In Nigeria, compared to other forms of law, like public law, entertainment law and others, there is a gap in the laws guiding the fashion industry, which is an aspect known as fashion law.
Fashion law, which is also regarded as apparel law is an emerging aspect in law that deals in issues surrounding the life of an outfit, including the conception, brand protection and many more. It is the legal framework guiding the fashion industry, including production lines, as well as perfume and cosmetics industries.
Why is fashion law important? And why is it needed to flourish in Nigeria?
Importance Of Fashion Law
Due to the fact that the Internet aids the sharing of information of any kind, lots of designers and fashion entrepreneurs have had their designs replicated, and this shouldn’t be so.
According to statistics, design piracy and copycat litigation have grown over the years because designers are not willing to take legal actions concerning these pertinent issues they face.
Being the legal framework, fashion law protects every individual in the fashion industry, from the designers to the models, and even the show producers.
What, then, are the things to note about fashion law in Nigeria?

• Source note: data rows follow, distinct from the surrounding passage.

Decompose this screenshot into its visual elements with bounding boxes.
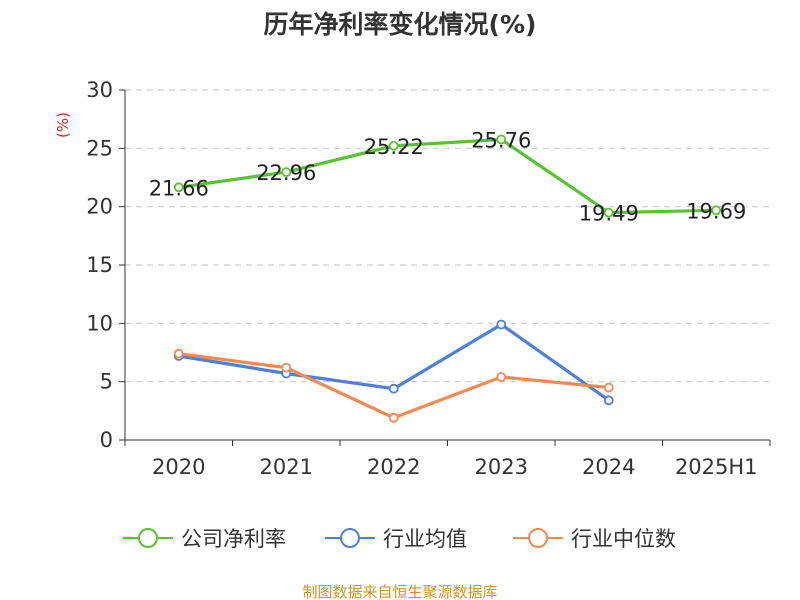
legend-marker (138, 528, 158, 548)
data-label: 22.96 (256, 161, 316, 185)
data-point (603, 395, 614, 406)
gridlines (125, 89, 770, 383)
x-tick-label: 2023 (475, 455, 528, 479)
data-label: 21.66 (149, 176, 209, 200)
y-tick-label: 20 (86, 195, 113, 219)
data-label: 25.76 (471, 128, 531, 152)
data-label: 19.69 (686, 199, 746, 223)
data-point (281, 362, 292, 373)
y-tick-label: 5 (100, 370, 113, 394)
data-labels: 21.66 22.96 25.22 25.76 19.49 19.69 (149, 128, 747, 225)
x-tick-label: 2021 (260, 455, 313, 479)
x-tick-label: 2020 (152, 455, 205, 479)
x-tick-label: 2024 (582, 455, 635, 479)
legend-marker (528, 528, 548, 548)
series-line (178, 137, 717, 215)
data-point (173, 182, 184, 193)
x-tick-label: 2025H1 (675, 455, 758, 479)
data-point (603, 382, 614, 393)
data-point (496, 134, 507, 145)
data-point (496, 372, 507, 382)
data-point (496, 319, 507, 330)
source-note: 制图数据来自恒生聚源数据库 (302, 583, 497, 600)
data-point (711, 205, 722, 216)
data-point (388, 383, 399, 394)
legend-label: 公司净利率 (181, 527, 286, 551)
data-point (603, 207, 614, 218)
y-axis-unit: (%) (54, 112, 72, 138)
legend-label: 行业均值 (383, 527, 467, 551)
legend-label: 行业中位数 (571, 527, 676, 551)
y-tick-label: 30 (86, 78, 113, 102)
x-tick-label: 2022 (367, 455, 420, 479)
series-lines (173, 134, 722, 423)
y-tick-label: 25 (86, 136, 113, 160)
y-tick-label: 10 (86, 311, 113, 335)
data-label: 19.49 (579, 202, 639, 226)
axes: 0 5 10 15 20 25 30 2020 2021 2022 2023 2024 2025H1 (86, 78, 771, 479)
data-point (173, 348, 184, 359)
data-point (388, 140, 399, 151)
y-tick-label: 0 (100, 428, 113, 452)
legend: 公司净利率 行业均值 行业中位数 (123, 527, 676, 551)
data-point (281, 167, 292, 178)
data-label: 25.22 (364, 135, 424, 159)
legend-marker (340, 528, 360, 548)
y-tick-label: 15 (86, 253, 113, 277)
data-point (388, 412, 399, 423)
chart-title: 历年净利率变化情况(%) (264, 10, 537, 39)
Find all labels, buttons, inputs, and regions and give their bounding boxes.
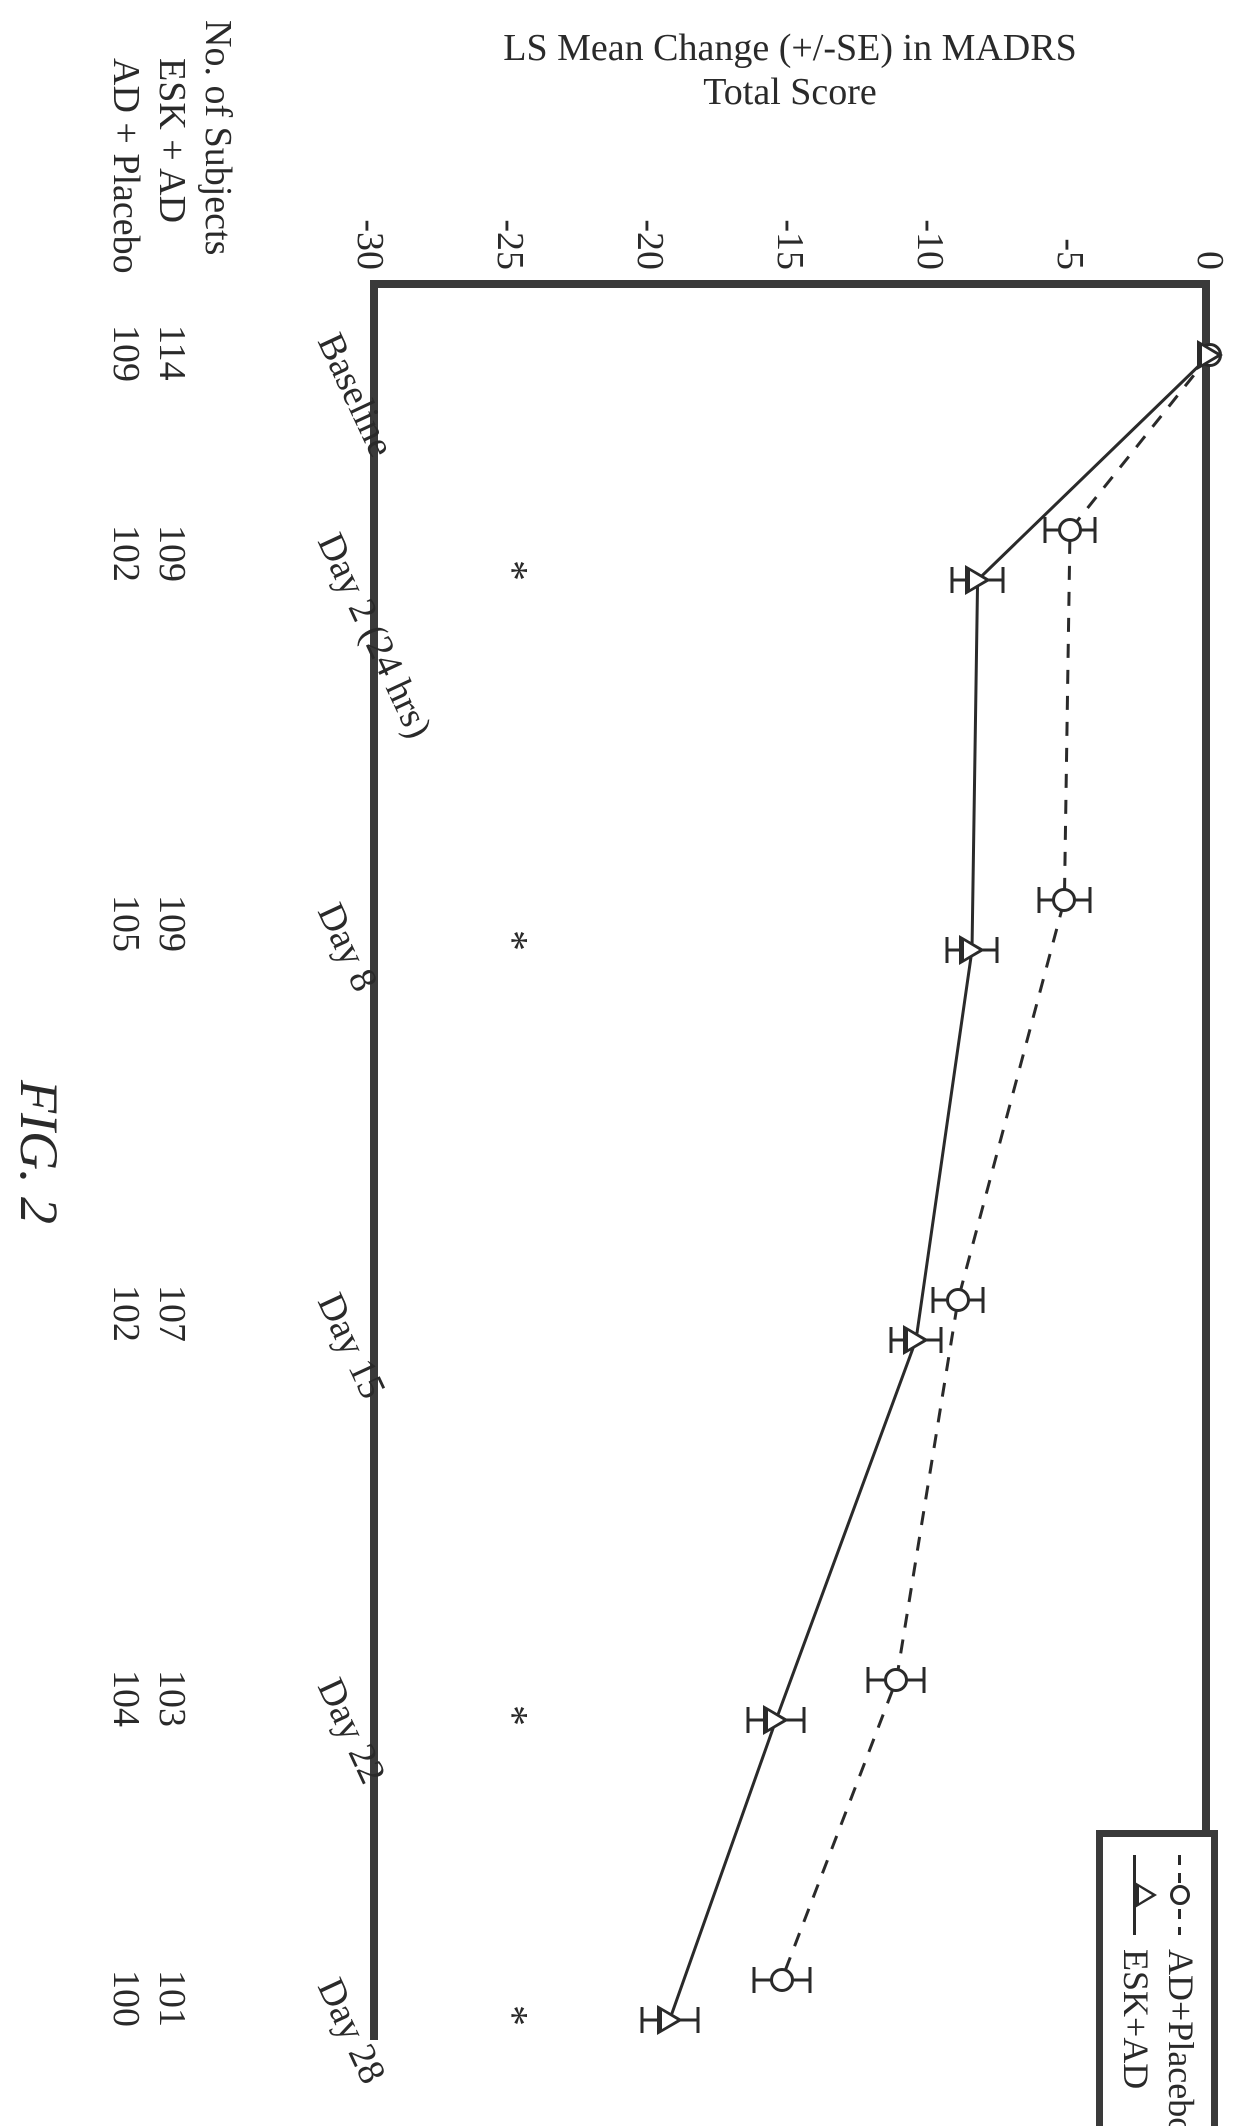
- data-point-esk_ad: [903, 1325, 929, 1355]
- error-cap: [803, 1707, 806, 1733]
- error-cap: [996, 937, 999, 963]
- legend-label: ESK+AD: [1113, 1949, 1158, 2089]
- subjects-row-label: ESK + AD: [150, 58, 194, 223]
- data-point-esk_ad: [657, 2005, 683, 2035]
- subjects-cell: 109: [150, 525, 194, 582]
- data-point-esk_ad: [1197, 340, 1223, 370]
- error-cap: [940, 1327, 943, 1353]
- subjects-cell: 107: [150, 1285, 194, 1342]
- subjects-cell: 105: [104, 895, 148, 952]
- error-cap: [747, 1707, 750, 1733]
- data-point-esk_ad: [965, 565, 991, 595]
- error-cap: [951, 567, 954, 593]
- error-cap: [640, 2007, 643, 2033]
- legend-item-ad_placebo: AD+Placebo: [1158, 1855, 1203, 2126]
- error-cap: [696, 2007, 699, 2033]
- error-cap: [889, 1327, 892, 1353]
- legend-marker: [1171, 1885, 1191, 1905]
- legend-symbol: [1122, 1855, 1150, 1935]
- legend: AD+PlaceboESK+AD: [1096, 1830, 1218, 2126]
- subjects-cell: 114: [150, 325, 194, 381]
- subjects-cell: 104: [104, 1670, 148, 1727]
- series-esk_ad: [0, 0, 1240, 2126]
- subjects-cell: 109: [150, 895, 194, 952]
- subjects-cell: 102: [104, 1285, 148, 1342]
- subjects-cell: 109: [104, 325, 148, 382]
- data-point-esk_ad: [763, 1705, 789, 1735]
- error-cap: [1001, 567, 1004, 593]
- subjects-cell: 103: [150, 1670, 194, 1727]
- legend-label: AD+Placebo: [1158, 1949, 1203, 2126]
- subjects-cell: 101: [150, 1970, 194, 2027]
- subjects-cell: 100: [104, 1970, 148, 2027]
- error-cap: [945, 937, 948, 963]
- data-point-esk_ad: [959, 935, 985, 965]
- subjects-title: No. of Subjects: [196, 20, 240, 255]
- legend-marker: [1136, 1882, 1158, 1908]
- legend-item-esk_ad: ESK+AD: [1113, 1855, 1158, 2126]
- subjects-cell: 102: [104, 525, 148, 582]
- legend-symbol: [1167, 1855, 1195, 1935]
- figure-caption: FIG. 2: [8, 1080, 70, 1224]
- subjects-row-label: AD + Placebo: [104, 58, 148, 274]
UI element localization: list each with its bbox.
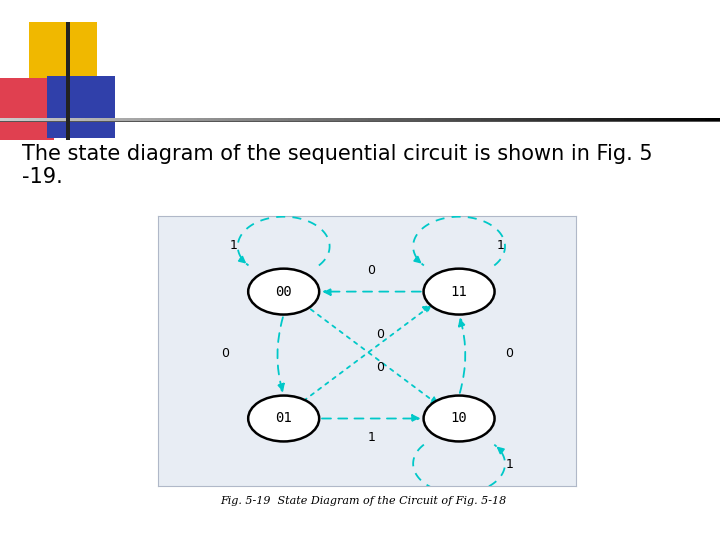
Text: 0: 0	[376, 328, 384, 341]
Text: 01: 01	[275, 411, 292, 426]
Text: Fig. 5-19  State Diagram of the Circuit of Fig. 5-18: Fig. 5-19 State Diagram of the Circuit o…	[220, 496, 507, 506]
Text: 11: 11	[451, 285, 467, 299]
Text: 10: 10	[451, 411, 467, 426]
Circle shape	[248, 395, 319, 442]
Text: 1: 1	[505, 458, 513, 471]
Text: 0: 0	[367, 264, 375, 276]
Text: The state diagram of the sequential circuit is shown in Fig. 5
-19.: The state diagram of the sequential circ…	[22, 144, 652, 187]
Circle shape	[248, 268, 319, 314]
Text: 0: 0	[221, 347, 229, 360]
Circle shape	[423, 395, 495, 442]
Text: 0: 0	[376, 361, 384, 374]
Circle shape	[423, 268, 495, 314]
Text: 1: 1	[230, 239, 238, 252]
Text: 1: 1	[367, 431, 375, 444]
Text: 1: 1	[497, 239, 505, 252]
Text: 0: 0	[505, 347, 513, 360]
Text: 00: 00	[275, 285, 292, 299]
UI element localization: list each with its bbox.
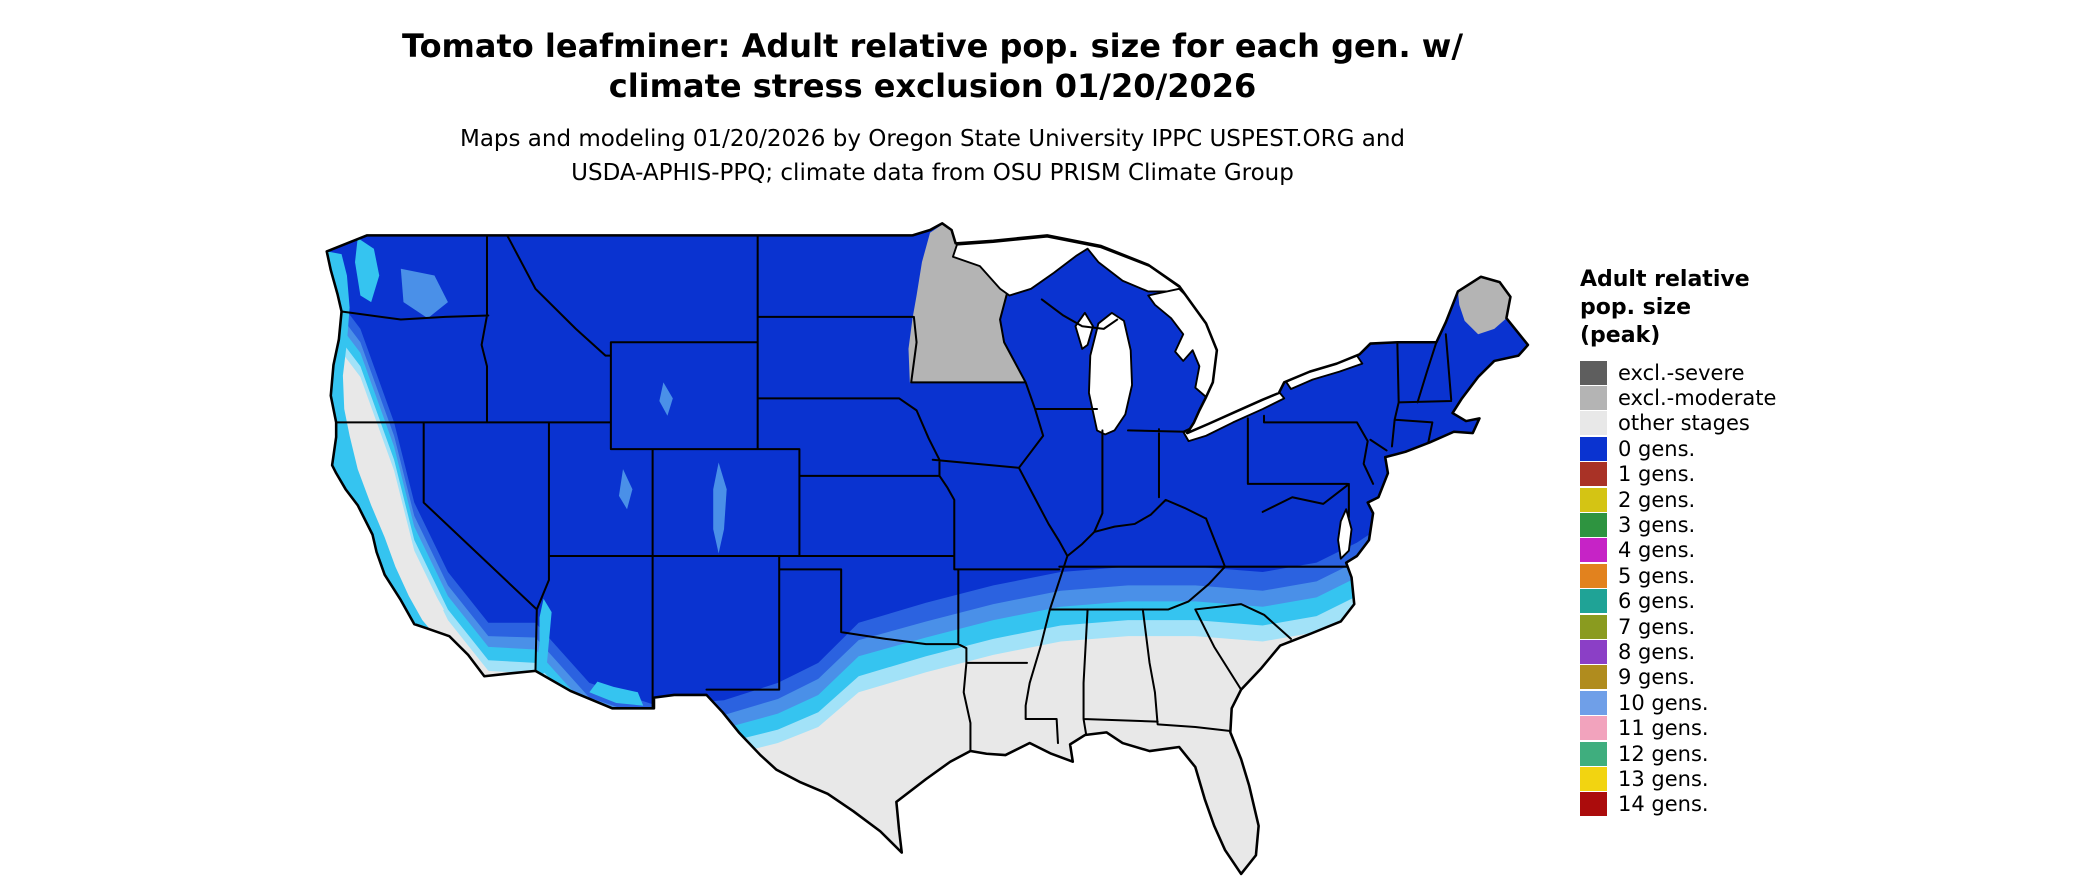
legend-label: 6 gens. <box>1618 589 1696 614</box>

The Nigerian fashion industry is a fast-growing one with new challenges, opportunities, and problems. Fashion law is meant to cover areas such as copyright, trademarks, design patents, counterfeits, trade secrets, licensing agreements, advertising, and publicity at every stage of the fashion business.
Although Nigeria does not have a comprehensive and specific legal framework to govern the fashion industry, fashion designers can still take legal actions under the existing legal framework for intellectual property in Nigeria.
Intellectual property, which refers to creations that are as a result of creativity, can be protected legally under the Copyright Act, Patent and Designs Act, and the Trademarks Act.
The Copyright Act protects the sketch and drawing of a fashion designer or illustrator because it is an artistic creation. An angle in the Act which does not favour the fashion industry is that the design must not be intended to be used as a model or pattern to be multiplied by any industrial process. This cannot be applied in the fashion industry though, because some Nigerian brands, especially ready-to-wear brands design outfits to be worn by a number of people.
Alternative protection is covered by the Patent and Designs Act in the legal framework. Another limitation as regards the fashion industry is that the design must not have been in the public domain. In fashion where outfits designed are, to a large extent, dependent on the trends in the fashion industry in order for clients to purchase them, this then becomes a clause.
Fashion brands that protect their trademarks either through a suitable brand name, logo, and trademark registration have the legal backing of the Trademark Act in the event that an infringement has taken place. Though the Nigerian legal framework with respect to the fashion industry is still weak, these features reduce the risk of others stealing ideas and designs from a particular brand.
There are many aspects that need to be worked on regarding the fashion laws in Nigeria, but fashion entrepreneurs can employ adequate protection through trademark filing and enforcement and many more, before laws and regulations specific to the fashion industry are provided.